RealSense cameras are used to help products "see" the world around them in 3D by tracking movement and depth. In an image from a depth camera, each pixel has four values: red, green blue and depth. The colors align with the depth of an object in an image -- red objects are farther away, while green images are closer and blue images are closest.
The D435i adds a fifth data point: 6 degrees of freedom (6DoF) data from an internal IMU. The IMU combines a variety of linear accelerometers with gyroscopes to detect both rotation and translation for three axes, as well as pitch, yaw and roll. This provides positioning data for a variety of applications that use 3D imaging.
For instance, it could help drones with navigation and stabilization, or it could help gaming systems detect motion and recognize gestures. It could help virtual reality and augmented reality headsets with rotational tracking. Or it could provide orientation for fitness tracking products, or for robots used for sorting, picking up and placing objects. There's serious work underway that's advancing the capabilities of robots, and RealSense cameras can add significant value to those designs, said Joel Hagberg, head of product management and marketing for Intel RealSense.
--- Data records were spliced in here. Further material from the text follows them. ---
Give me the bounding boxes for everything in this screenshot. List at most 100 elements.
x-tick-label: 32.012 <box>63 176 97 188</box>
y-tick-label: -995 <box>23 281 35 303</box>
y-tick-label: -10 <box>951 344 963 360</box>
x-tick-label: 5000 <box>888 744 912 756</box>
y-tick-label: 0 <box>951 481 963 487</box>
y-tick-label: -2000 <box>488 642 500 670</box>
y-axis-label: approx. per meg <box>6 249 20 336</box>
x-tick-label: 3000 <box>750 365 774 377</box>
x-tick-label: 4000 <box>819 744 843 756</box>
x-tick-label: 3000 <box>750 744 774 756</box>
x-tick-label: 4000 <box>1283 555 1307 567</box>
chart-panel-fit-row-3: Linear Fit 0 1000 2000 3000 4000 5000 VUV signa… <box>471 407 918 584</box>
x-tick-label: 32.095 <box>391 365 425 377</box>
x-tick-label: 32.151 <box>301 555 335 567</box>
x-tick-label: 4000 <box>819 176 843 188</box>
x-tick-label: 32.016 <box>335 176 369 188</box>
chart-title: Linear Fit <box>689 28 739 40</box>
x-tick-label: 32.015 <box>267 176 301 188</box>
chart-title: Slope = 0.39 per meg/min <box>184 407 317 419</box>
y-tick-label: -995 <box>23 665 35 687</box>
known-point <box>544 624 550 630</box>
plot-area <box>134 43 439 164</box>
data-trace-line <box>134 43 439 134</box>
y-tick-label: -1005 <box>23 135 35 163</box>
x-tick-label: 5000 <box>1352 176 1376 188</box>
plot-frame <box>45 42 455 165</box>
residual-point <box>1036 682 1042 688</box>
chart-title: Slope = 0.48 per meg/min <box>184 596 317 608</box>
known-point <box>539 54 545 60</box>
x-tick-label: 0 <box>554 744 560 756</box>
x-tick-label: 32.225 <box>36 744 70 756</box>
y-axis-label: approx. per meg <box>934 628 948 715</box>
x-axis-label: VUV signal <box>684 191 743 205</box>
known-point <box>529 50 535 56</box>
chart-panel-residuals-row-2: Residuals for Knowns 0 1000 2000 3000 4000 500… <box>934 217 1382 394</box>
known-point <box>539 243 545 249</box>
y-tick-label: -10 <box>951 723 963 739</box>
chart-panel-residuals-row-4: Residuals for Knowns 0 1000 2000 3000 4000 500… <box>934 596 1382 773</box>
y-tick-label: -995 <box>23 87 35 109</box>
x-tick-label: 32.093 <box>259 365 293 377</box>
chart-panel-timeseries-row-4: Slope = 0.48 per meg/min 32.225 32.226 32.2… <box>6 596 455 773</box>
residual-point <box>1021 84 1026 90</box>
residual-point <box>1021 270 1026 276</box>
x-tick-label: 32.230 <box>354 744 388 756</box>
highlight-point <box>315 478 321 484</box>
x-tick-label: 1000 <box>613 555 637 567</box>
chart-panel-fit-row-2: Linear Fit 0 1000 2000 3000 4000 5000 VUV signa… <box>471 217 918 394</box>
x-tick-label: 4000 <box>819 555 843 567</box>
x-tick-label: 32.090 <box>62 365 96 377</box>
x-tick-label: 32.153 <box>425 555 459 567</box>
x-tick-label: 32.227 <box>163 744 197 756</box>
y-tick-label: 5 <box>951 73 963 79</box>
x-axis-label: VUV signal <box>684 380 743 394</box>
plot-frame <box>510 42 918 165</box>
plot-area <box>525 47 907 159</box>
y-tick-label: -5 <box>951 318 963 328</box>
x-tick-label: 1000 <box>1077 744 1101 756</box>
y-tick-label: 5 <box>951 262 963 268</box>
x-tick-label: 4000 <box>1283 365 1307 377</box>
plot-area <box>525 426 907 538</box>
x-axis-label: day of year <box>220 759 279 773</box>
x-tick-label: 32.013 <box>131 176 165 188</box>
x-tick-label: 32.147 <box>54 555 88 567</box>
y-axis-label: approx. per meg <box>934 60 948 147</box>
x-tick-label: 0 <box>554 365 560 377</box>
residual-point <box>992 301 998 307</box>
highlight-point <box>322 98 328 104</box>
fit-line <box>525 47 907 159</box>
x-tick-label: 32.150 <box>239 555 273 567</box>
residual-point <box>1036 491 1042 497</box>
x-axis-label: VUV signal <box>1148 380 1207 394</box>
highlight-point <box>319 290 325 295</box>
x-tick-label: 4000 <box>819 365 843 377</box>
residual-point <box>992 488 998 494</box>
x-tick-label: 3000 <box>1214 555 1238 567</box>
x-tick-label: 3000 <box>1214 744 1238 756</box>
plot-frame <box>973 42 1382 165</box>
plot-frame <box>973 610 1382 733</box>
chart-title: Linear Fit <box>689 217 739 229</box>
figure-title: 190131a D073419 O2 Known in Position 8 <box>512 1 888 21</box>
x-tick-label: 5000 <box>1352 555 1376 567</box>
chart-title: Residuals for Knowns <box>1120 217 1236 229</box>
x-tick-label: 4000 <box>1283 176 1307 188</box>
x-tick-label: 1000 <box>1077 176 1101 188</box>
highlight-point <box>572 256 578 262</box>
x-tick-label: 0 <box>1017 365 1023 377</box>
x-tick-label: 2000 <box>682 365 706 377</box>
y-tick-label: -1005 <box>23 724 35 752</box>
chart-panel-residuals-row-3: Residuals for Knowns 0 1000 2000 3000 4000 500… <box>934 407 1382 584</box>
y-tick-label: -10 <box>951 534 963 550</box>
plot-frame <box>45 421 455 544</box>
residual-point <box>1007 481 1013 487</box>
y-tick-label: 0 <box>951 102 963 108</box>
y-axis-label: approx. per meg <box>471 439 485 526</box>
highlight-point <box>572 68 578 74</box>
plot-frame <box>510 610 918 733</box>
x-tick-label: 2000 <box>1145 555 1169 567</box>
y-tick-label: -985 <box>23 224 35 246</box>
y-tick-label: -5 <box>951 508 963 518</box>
"Intel's real strength is... the ability to process data at the camera itself versus having to go back to a graphics engine or CPU," Hagberg told ZDNet. "It enables [the customer] to free up processing power, but it also reduces power at the capture device and reduces the overhead you need for a system."
The D435i runs on the open source Intel RealSense SDK 2.0, which now includes support for the IMU. It enables development across several programming languages, so developers can quickly create prototypes to interact with real or virtual environments. There have been more than 100,000 downloads of the SDK, Hagberg said.
The D435i camera is available for pre-order now and will begin shipping Nov. 26 at a retail price of $199.